Dogs are social animals and enjoy spending time with their people. It’s natural for us to feel the same way, and to want to spend time with our dogs. However, not all dogs are suited to public outings. If you know your dog can be reactive towards others, or if they bark non-stop when overstimulated, pull continually on the leash to go say “Hi” to others, they may be more comfortable at home.

Leaving the patio earlier than intended, or even leaving your pooch at home, isn’t admitting defeat. It’s more about knowing your dog’s limitations and not putting them in a stressful situation needlessly. Grab a four- or six-pack to go, and head home to unwind with your pooch in a more calm environment.

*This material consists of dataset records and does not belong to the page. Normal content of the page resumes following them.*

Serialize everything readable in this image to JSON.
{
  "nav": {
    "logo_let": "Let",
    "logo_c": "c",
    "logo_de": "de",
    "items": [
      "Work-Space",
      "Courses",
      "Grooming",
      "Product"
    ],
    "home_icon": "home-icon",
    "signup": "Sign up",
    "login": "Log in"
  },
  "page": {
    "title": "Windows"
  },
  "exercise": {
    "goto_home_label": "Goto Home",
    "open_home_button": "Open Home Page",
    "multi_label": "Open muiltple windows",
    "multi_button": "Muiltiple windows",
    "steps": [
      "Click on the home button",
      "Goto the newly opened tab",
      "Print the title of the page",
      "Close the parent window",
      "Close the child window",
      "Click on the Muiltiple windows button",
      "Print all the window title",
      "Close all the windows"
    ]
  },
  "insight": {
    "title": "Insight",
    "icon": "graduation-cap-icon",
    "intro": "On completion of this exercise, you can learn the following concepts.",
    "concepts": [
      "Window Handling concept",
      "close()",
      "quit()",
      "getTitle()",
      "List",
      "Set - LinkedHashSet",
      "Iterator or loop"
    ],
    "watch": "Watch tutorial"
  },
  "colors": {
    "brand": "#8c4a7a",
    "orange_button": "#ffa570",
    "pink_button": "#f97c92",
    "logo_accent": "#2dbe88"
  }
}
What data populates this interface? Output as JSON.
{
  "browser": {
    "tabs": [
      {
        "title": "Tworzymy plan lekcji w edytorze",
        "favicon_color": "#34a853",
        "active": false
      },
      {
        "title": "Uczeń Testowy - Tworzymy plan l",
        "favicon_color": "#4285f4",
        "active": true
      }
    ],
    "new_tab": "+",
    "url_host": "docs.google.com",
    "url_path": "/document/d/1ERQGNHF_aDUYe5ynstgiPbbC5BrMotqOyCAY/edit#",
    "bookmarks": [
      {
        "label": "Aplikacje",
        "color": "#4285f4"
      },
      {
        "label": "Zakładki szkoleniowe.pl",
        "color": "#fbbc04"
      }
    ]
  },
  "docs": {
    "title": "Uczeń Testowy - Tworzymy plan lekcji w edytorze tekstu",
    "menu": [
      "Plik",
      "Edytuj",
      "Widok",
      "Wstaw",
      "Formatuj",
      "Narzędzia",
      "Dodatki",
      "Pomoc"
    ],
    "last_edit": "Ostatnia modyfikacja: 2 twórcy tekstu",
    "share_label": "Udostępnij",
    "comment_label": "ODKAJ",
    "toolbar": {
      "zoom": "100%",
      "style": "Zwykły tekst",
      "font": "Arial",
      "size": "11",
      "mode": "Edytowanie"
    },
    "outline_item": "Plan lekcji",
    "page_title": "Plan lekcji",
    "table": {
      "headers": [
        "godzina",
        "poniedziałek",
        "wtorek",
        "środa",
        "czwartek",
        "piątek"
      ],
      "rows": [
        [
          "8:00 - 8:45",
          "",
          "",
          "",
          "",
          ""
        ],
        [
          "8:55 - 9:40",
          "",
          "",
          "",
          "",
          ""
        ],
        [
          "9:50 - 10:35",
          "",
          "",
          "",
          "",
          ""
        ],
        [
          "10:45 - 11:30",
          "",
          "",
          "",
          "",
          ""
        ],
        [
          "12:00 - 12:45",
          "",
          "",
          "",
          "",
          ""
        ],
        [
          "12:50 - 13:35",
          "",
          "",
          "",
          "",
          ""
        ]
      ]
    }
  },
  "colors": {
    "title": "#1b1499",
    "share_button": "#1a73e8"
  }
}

a dog on the patio at Black Kettle Brewing in North Vancouver

Keep your dog on a leash and at your table.

Breweries are busy places, and a dog, no matter how friendly, that’s blocking the way for servers and other patrons can be problematic.

Keeping your dog close by ensures that they stay safe (no one wants to accidentally step on a paw or tail!) and that they aren’t able to help themselves to unattended snacks at the next table over. And of course, there are some people who simply don’t like dogs or may have allergies. Having our dogs with us on patios is a privilege — keeping your dog with you and not allowing them to wander ensures that other patrons are comfortable, and therefore less likely to object.


Go for potty breaks and clean up any accidents.

If you’re planning to stay for a while, be sure to take your dog for a potty break. If you’ve had to use the facilities during your stay, your dog very well might as well. Keep an eye out for cues that they may need a break. And this might seem obvious, but if an accident does happen, clean it up. You should be prepared with bags for any, shall we say, solid deposits, but ask staff for the best way to deal with a liquid oopsies.


a puppy on the patio at Fuggles Beer
A very good dog at Fuggles Beer (photo: Fuggles Beer)

We’d be remiss not to include some reminders for humans as well. As much as we might want to pet all the dogs, it’s not always welcomed or appropriate.


Always ask before approaching.

This applies to kids, adults, and everyone in between. Just because the adorable little fluff ball at the table next to you looks to be eyeing you up for a snuggle, doesn’t mean that they welcome attention. Consider this scenario: as much as we all want to love on adorable, wiggly, puppies, they may be working on training at the time. Teaching a young dog to lie calmly at your side without jumping up every time someone approaches is a valuable and necessary behaviour. Approaching a dog and allowing them to do that very behaviour can set back training in a frustrating way for the owners.

There are many reasons why someone may trust their dog to come to the brewery, but not to be approached by strangers — always ask, and always respect the answer given by the dog’s handler.


Never, ever feed a dog anything without permission.

Maybe you’ve always snuck your furry friend the odd tidbit from your plate, especially on special occasions. Maybe that choice is OK for you and your dog. But feeding others might result in anything from an upset tummy to a full-on allergy attack or gastro episode requiring veterinary intervention. It might seem like a harmless little treat, but it can do damage. Check with the handler, and again: respect their answer.

Many, if not most, breweries are family friendly. And what are dogs, if not members of the family? It’s getting increasingly common to see dog-friendly patios filled with happy wagging tails and smiling humans.

And the more we can do to be responsible dog owners and keep this momentum going in a positive way, the better.